# Generate SMOS Level 2C Datacube

This NB is supposed to be executed using [Papermill](https://papermill.readthedocs.io/).
The following cell defines the input parameters with their default values.
The cell is therefore tagged with the label `parameters`.
When executed with Papermill, the default parameters will be overwritten by the parameters 
supplied to the `papermill` tool in a new cell below the next one.

**CAUTION:** The following cell must be identical to the corresponding one in `estimate_costs.ipynb`.

In [1]:
product_type: str = "SMOS-L2C-SM"   # The product type.
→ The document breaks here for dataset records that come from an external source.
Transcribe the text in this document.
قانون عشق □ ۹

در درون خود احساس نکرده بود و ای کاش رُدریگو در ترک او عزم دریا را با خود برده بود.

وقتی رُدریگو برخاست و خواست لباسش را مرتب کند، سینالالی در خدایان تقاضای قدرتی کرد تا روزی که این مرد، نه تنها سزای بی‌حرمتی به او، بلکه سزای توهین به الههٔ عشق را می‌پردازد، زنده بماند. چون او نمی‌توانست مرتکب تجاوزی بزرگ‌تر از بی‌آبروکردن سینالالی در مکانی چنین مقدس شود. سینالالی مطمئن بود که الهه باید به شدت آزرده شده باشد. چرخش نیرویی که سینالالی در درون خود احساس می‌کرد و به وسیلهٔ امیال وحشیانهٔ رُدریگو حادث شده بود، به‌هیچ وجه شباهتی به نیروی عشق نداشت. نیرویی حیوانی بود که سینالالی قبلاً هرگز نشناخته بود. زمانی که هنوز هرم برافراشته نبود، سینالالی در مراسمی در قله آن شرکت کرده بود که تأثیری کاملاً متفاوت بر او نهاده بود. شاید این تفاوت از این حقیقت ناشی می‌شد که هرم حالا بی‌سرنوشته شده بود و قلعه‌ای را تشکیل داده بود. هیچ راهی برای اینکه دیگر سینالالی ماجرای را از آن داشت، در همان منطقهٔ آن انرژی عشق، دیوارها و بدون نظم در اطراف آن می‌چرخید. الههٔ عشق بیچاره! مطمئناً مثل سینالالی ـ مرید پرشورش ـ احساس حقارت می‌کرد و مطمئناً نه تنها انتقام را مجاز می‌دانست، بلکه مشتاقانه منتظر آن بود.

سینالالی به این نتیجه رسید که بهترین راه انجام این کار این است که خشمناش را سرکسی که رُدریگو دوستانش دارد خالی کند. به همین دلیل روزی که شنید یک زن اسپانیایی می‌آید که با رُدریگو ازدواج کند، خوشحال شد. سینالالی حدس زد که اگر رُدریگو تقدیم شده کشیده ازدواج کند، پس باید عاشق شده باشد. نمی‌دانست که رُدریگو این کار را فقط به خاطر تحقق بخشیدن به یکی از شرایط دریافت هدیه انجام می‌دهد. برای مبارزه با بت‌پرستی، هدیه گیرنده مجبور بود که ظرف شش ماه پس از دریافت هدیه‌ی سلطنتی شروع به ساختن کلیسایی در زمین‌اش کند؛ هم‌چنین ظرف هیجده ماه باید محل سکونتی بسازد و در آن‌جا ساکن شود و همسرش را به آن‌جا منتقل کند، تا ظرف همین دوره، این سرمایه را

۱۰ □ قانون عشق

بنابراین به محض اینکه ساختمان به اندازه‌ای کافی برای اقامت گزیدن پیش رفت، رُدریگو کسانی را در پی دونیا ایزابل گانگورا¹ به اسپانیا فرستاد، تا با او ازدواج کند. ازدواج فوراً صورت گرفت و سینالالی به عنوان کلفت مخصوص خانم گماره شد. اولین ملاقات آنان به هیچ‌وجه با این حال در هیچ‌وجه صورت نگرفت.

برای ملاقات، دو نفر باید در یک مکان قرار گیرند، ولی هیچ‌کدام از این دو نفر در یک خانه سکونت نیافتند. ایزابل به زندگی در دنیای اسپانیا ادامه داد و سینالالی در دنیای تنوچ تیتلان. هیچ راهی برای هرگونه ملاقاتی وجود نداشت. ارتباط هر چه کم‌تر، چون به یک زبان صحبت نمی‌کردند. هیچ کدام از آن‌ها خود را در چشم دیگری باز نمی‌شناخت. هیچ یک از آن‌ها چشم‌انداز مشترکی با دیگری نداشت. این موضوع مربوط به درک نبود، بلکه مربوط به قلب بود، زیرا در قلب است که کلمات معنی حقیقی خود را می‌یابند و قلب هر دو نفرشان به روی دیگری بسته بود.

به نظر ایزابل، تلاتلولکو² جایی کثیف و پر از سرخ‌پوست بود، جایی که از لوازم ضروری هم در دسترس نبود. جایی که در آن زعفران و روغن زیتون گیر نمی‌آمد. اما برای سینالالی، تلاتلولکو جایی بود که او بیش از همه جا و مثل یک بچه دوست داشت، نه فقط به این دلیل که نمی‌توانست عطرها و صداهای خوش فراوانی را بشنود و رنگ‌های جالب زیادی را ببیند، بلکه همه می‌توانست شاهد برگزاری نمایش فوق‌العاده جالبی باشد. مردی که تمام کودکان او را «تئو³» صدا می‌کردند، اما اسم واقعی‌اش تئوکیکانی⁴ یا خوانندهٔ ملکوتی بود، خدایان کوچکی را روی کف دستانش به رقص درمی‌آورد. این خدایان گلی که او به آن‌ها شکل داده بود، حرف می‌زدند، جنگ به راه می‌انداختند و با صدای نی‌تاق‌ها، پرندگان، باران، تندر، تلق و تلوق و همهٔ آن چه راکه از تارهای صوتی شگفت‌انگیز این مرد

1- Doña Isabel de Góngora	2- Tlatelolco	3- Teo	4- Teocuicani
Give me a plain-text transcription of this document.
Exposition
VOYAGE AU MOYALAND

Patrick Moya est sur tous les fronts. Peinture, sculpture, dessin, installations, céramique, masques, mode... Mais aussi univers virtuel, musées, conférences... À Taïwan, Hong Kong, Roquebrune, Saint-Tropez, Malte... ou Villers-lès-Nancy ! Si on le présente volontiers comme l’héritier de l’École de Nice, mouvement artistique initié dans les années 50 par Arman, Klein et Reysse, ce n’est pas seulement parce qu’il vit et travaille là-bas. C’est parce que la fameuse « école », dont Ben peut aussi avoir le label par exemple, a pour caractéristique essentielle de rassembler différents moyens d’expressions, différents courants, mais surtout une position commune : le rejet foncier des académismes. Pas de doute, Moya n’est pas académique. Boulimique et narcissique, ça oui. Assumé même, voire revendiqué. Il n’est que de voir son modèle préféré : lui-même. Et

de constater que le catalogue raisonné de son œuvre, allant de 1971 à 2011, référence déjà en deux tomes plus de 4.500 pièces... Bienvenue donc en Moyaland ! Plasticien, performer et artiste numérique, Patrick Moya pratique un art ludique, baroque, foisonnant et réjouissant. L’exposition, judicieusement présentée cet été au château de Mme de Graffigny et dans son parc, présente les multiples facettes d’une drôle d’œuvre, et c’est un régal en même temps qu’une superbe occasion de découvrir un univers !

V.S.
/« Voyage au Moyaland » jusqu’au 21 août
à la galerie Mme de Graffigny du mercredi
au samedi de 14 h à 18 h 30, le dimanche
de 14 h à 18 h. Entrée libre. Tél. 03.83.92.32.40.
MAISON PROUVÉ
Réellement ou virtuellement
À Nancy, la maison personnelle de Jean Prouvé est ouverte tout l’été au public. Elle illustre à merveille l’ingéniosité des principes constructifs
Either "SMOS-L2C-SM" or "SMOS-L2C-OS".
time_range: str = "2022-01-01/2022-01-03" # The time range using format "<start>/<end>".
agg_interval: str = "1d"  # Aggregation intervall
res_level: int = 0  # Spatial resolution level in the range 0 to 4. Zero refers to max.

In [2]:
# On EDC, this is a fixed path that receives the output of this NB.
# The data written here will end up in a unique location for every job run.
EDC_OUTPUT_DIR = "/home/jovyan/result-data"

In [3]:
import json
import os
import shutil

from xcube.core.store import new_data_store
from zappend.api import zappend

from helpers import generate_slices
from helpers import get_time_ranges

In [4]:
if os.path.exists(EDC_OUTPUT_DIR):
    output_dir = EDC_OUTPUT_DIR
else:
    output_dir = "./output"
    if not os.path.exists(output_dir):
        os.mkdir(output_dir)

In [5]:
target_filename = f"smos-{time_range.replace('-', '').replace('/', '-')}-{agg_interval}.zarr"
target_dir = f'{output_dir}/{target_filename}'
target_dir

'./output/smos-20220101-20220103-1d.zarr'

In [6]:
if os.path.exists(target_dir):
   shutil.rmtree(target_dir) 

In [7]:
time_ranges = get_time_ranges(time_range, agg_interval)
time_ranges

[('2022-01-01', '2022-01-01'),
 ('2022-01-02', '2022-01-02'),
 ('2022-01-03', '2022-01-03')]

In [8]:
try:
    with open("creodias-credentials.json") as f:
        creodias_credentials = json.load(f)
except FileNotFoundException:
    creodias_credentials = {
        "key": os.environ("CREODIAS_S3_KEY"),
        "secret": os.environ("CREODIAS_S3_SECRET")
    }

In [9]:
smos_store = new_data_store(
    'smos', 
    source_path="s3://EODATA", 
    source_storage_options=dict(
        endpoint_url="https://s3.cloudferro.com", 
        anon=False, 
        **creodias_credentials
    ),
    cache_path="./nc_cache",
    xarray_kwargs=dict(
        engine="h5netcdf"
        #engine="netcdf4"
    )
)

In [10]:
zappend_config = {
    "target_dir": target_dir, 
    
    "fixed_dims": {
        "lon": 8192,
        "lat": 4032
    },
    
    "append_dim": "time",
    
    "variables": {
        "*": {
            "encoding": {
                "chunks": [1, 4032 // 4, 8192 // 4]
            }
        },
        "time": {
            "encoding": {
                "chunks": [100]
            }
        },
        "time_bnds": {
            "encoding": {
                "chunks": [100, 2]
            }
        },
        "lat": {
            "encoding": {
                "chunks": [4032]
            }
        },
        "lon": {
            "encoding": {
                "chunks": [8192]
            }
        },
    },
    
    # Log to the console.
    # Note you could also configure the log output for dask here.
    "logging": {
        "version": 1,
        "formatters": {
            "normal": {
                "format": "%(asctime)s %(levelname)s %(message)s",
                "style": "%"
            }
        },
        "handlers": {
            "console": {
                "class": "logging.StreamHandler",
                "formatter": "normal"
            }
        },
        "loggers": {
            "zappend": {
                "level": "INFO",
                "handlers": ["console"]
            },
            "notebook": {
                "level": "INFO",
                "handlers": ["console"]
            },
            #"xcube-smos": {
            #    "level": "DEBUG",
            #    "handlers": ["console"]
            #}
        }
    }
}

In [None]:
slices = generate_slices(smos_store, product_type, time_ranges, agg_interval)
zappend(slices, config=zappend_config)